Der Bus fährt von Muang Khua gute zwei Stunden bergauf, wo sich mitten in den Bergen die vietnamesische Grenze befindet. Der Papierkram verläuft recht geradlinig, wir haben ja unser Visum schon. Kurz nach der Grenze geht es wieder bergab Richtung Dien Bien Phu. Schon im Bus wird klar, die Vietnamesen sind ein komplett anderes Völkchen als die Laoten. Sie sind laut und direkt, manchmal ein wenig anstrengend, aber irgendwie auch witzig. In Dien Bien Phu dann der klare Schlussstrich der laotischen Entspannung. Der Verkehr und das endlose Gehupe erinnern an Bangkok, nur dass Bangkok eine Hauptstadt mit über sechs Millionen Einwohnern ist und Dien Bien Phu ein 70.000-Seelen-Städtchen. Zum Glück haben wir hier nur einen Zwischenstopp, um 18:30 Uhr mit dem Nachtbus weiter nach Sapa zu fahren und zwischen bergigen Reisterassen zeitlose Dörfer zu besuchen. So ist zumindest der Plan.

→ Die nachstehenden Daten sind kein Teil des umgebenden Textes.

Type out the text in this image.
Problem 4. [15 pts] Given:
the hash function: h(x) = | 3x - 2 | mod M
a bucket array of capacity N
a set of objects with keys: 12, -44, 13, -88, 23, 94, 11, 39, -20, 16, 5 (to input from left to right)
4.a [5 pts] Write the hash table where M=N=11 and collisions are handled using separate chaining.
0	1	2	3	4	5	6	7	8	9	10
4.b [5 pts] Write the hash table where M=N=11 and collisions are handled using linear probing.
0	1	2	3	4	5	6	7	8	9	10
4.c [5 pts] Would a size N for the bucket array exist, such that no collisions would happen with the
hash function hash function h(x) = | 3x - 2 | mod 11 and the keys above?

Der Nachtbus hat Sitze, die sich fast komplett in die Horizontale umlegen lassen. Sie sind groß genug, dass eine durchschnittliche vietnamesische Frau sich ausgestreckt hinlegen kann. Wir fahren keine Stunde, da hält der Bus an. Er sei kaputt, sagt der Busfahrer. Unser Gepäck wird schon in einen zweiten Bus verlagert, wir folgen ihm ratlos und werden in dem anderen Bus wieder in unsere Liegen eingewiesen. Aus irgendeinem Grund ist es der Busgesellschaft sehr wichtig, dass alle Touristen eine Liege haben, während sich etwa 20 Vietnamesen im Gang bequemen müssen. Keine Ahnung, vielleicht sind sie das ja gewohnt. Die Klimaanlage ist auf gefühlte zehn Grad eingestellt und ich habe keine Decke, viel Schlaf ist nicht drin. Wir kommen gegen 5:30 Uhr in Sapa an, wo uns ein paar H’mong-Frauen empfangen, die ziemlich große Lust haben, Geld an uns zu verdienen. Die Stadt ist komplett ausgestorben, alle Häuser mit Rolladen abgesperrt, Sichtweite ungefähr 20m, Temperatur 7°C. Wir finden mit der Hilfe dreier junger Vietnamesen eine Unterkunft, die extra für uns aufmacht und in der es genauso kalt ist wie draußen. Im Laufe des Tages ändert sich leider nichts an dem Wetter. Wir gehen über Märkte, werden immer wieder von geschäftstüchtigen Minderheiten umzingelt, aber der eigentliche Grund unseres Besuches fällt flach, weshalb wir gleich für den nächsten Abend den Bus nach Hanoi buchen. Zweimal lässt sich für ein kurzes Zeitfenster tatsächlich die Umgebung erahnen und der Blick ist wunderschön.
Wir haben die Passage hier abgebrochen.